As he’d expected, Ron and Ginny’s reactions were less than enthusiastic when he told them where he was taking them that night. Hermione, on the other hand, actually seemed excited. “Oh, I love the Backstreet Boys!” she squealed, bouncing up and down a little, her brown eyes aglow. “My parents gave me one of their CDs as a birthday gift.”
“One of their what?” asked Ron, wrinkling his nose in confusion.
“CDs – compact discs. They’re these flat, shiny, round objects that hold songs, and you put them in Muggle music players, and – oh, honestly, Ron, I can’t believe you never took Muggle Studies! You work for the Ministry!”
“Not in the Muggle Liaison Department,” replied Ron with a grin that clearly said, Who cares?
“But still, you should know something about Muggle culture; it’s important!” Hermione insisted. She had lightened up a lot over the years, but she still took most things far more seriously than Ron.
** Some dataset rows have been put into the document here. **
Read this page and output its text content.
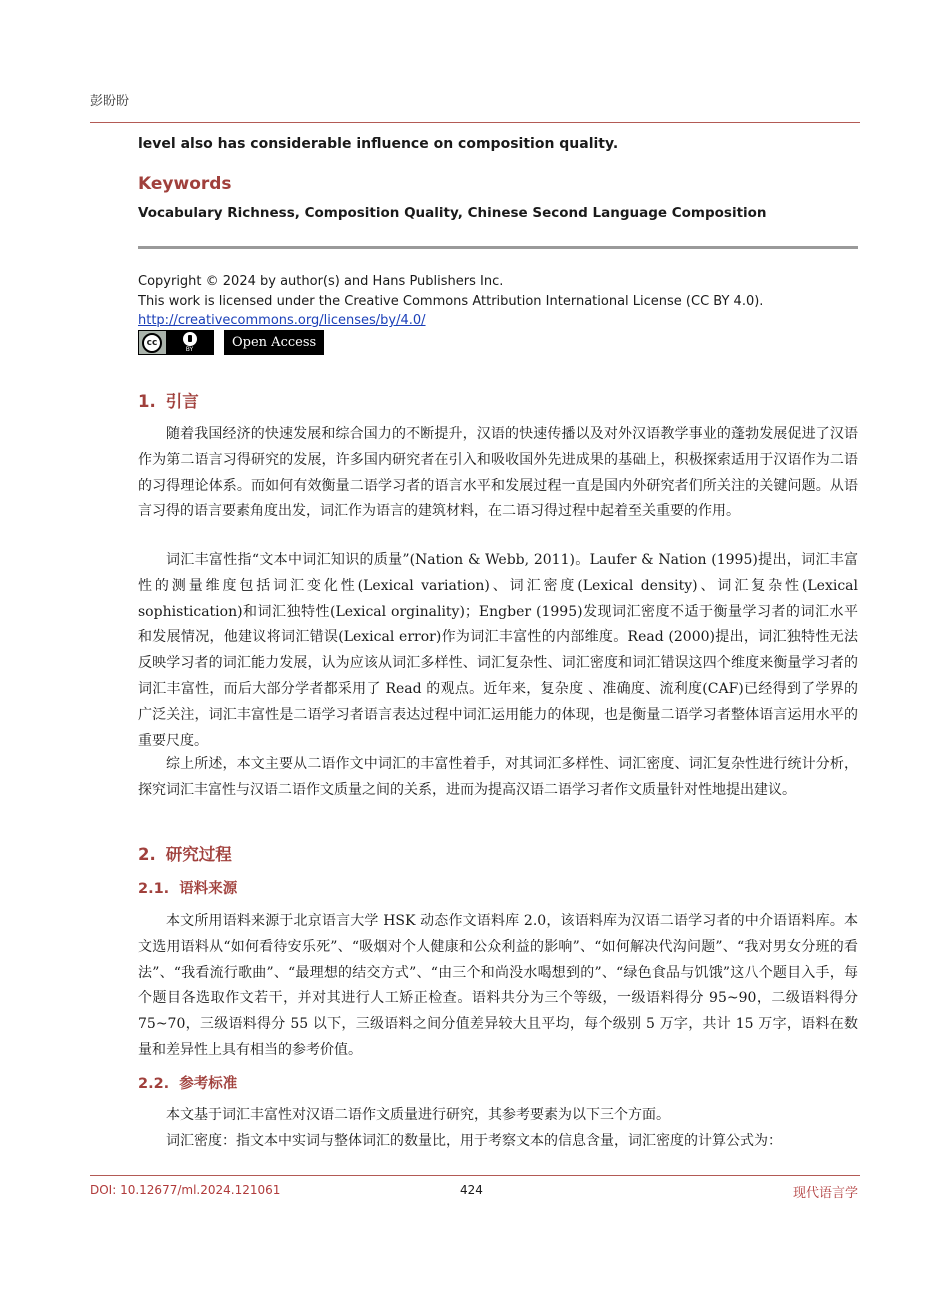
彭盼盼
level also has considerable influence on composition quality.
Keywords
Vocabulary Richness, Composition Quality, Chinese Second Language Composition
Copyright © 2024 by author(s) and Hans Publishers Inc.
This work is licensed under the Creative Commons Attribution International License (CC BY 4.0).
http://creativecommons.org/licenses/by/4.0/
cc
BY	Open Access
1. 引言

随着我国经济的快速发展和综合国力的不断提升，汉语的快速传播以及对外汉语教学事业的蓬勃发展促进了汉语作为第二语言习得研究的发展，许多国内研究者在引入和吸收国外先进成果的基础上，积极探索适用于汉语作为二语的习得理论体系。而如何有效衡量二语学习者的语言水平和发展过程一直是国内外研究者们所关注的关键问题。从语言习得的语言要素角度出发，词汇作为语言的建筑材料，在二语习得过程中起着至关重要的作用。

词汇丰富性指“文本中词汇知识的质量”(Nation & Webb, 2011)。Laufer & Nation (1995)提出，词汇丰富性的测量维度包括词汇变化性(Lexical variation)、词汇密度(Lexical density)、词汇复杂性(Lexical sophistication)和词汇独特性(Lexical orginality)；Engber (1995)发现词汇密度不适于衡量学习者的词汇水平和发展情况，他建议将词汇错误(Lexical error)作为词汇丰富性的内部维度。Read (2000)提出，词汇独特性无法反映学习者的词汇能力发展，认为应该从词汇多样性、词汇复杂性、词汇密度和词汇错误这四个维度来衡量学习者的词汇丰富性，而后大部分学者都采用了 Read 的观点。近年来，复杂度 、准确度、流利度(CAF)已经得到了学界的广泛关注，词汇丰富性是二语学习者语言表达过程中词汇运用能力的体现，也是衡量二语学习者整体语言运用水平的重要尺度。

综上所述，本文主要从二语作文中词汇的丰富性着手，对其词汇多样性、词汇密度、词汇复杂性进行统计分析，探究词汇丰富性与汉语二语作文质量之间的关系，进而为提高汉语二语学习者作文质量针对性地提出建议。

2. 研究过程
2.1. 语料来源

本文所用语料来源于北京语言大学 HSK 动态作文语料库 2.0，该语料库为汉语二语学习者的中介语语料库。本文选用语料从“如何看待安乐死”、“吸烟对个人健康和公众利益的影响”、“如何解决代沟问题”、“我对男女分班的看法”、“我看流行歌曲”、“最理想的结交方式”、“由三个和尚没水喝想到的”、“绿色食品与饥饿”这八个题目入手，每个题目各选取作文若干，并对其进行人工矫正检查。语料共分为三个等级，一级语料得分 95~90，二级语料得分 75~70，三级语料得分 55 以下，三级语料之间分值差异较大且平均，每个级别 5 万字，共计 15 万字，语料在数量和差异性上具有相当的参考价值。

2.2. 参考标准

本文基于词汇丰富性对汉语二语作文质量进行研究，其参考要素为以下三个方面。

词汇密度：指文本中实词与整体词汇的数量比，用于考察文本的信息含量，词汇密度的计算公式为：

DOI: 10.12677/ml.2024.121061	424	现代语言学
“That’s right, Ron, and this concert will be the perfect opportunity for you to learn,” Harry chimed in. Ron returned his mischievous grin with a mutinous look, while Hermione beamed at Harry, thinking he was on her side. Really, he just wanted to stop them both from bickering.
“So where is this concert happening?” asked Ginny, effectively changing the subject.
“Earls Court.” Harry checked his watch, the one Mrs. Weasley had given him for his seventeenth birthday. “It starts in a couple of hours, so I guess we should eat dinner and get going.”
“Oh, I don’t know if I can eat a thing; I’m so excited!” gushed Hermione. Ron just stared at her as if she’d grown a second head. For his friend’s sake, Harry hoped none of the Backstreet Boys looked like Viktor Krum. He already had a feeling this was going to be a long night.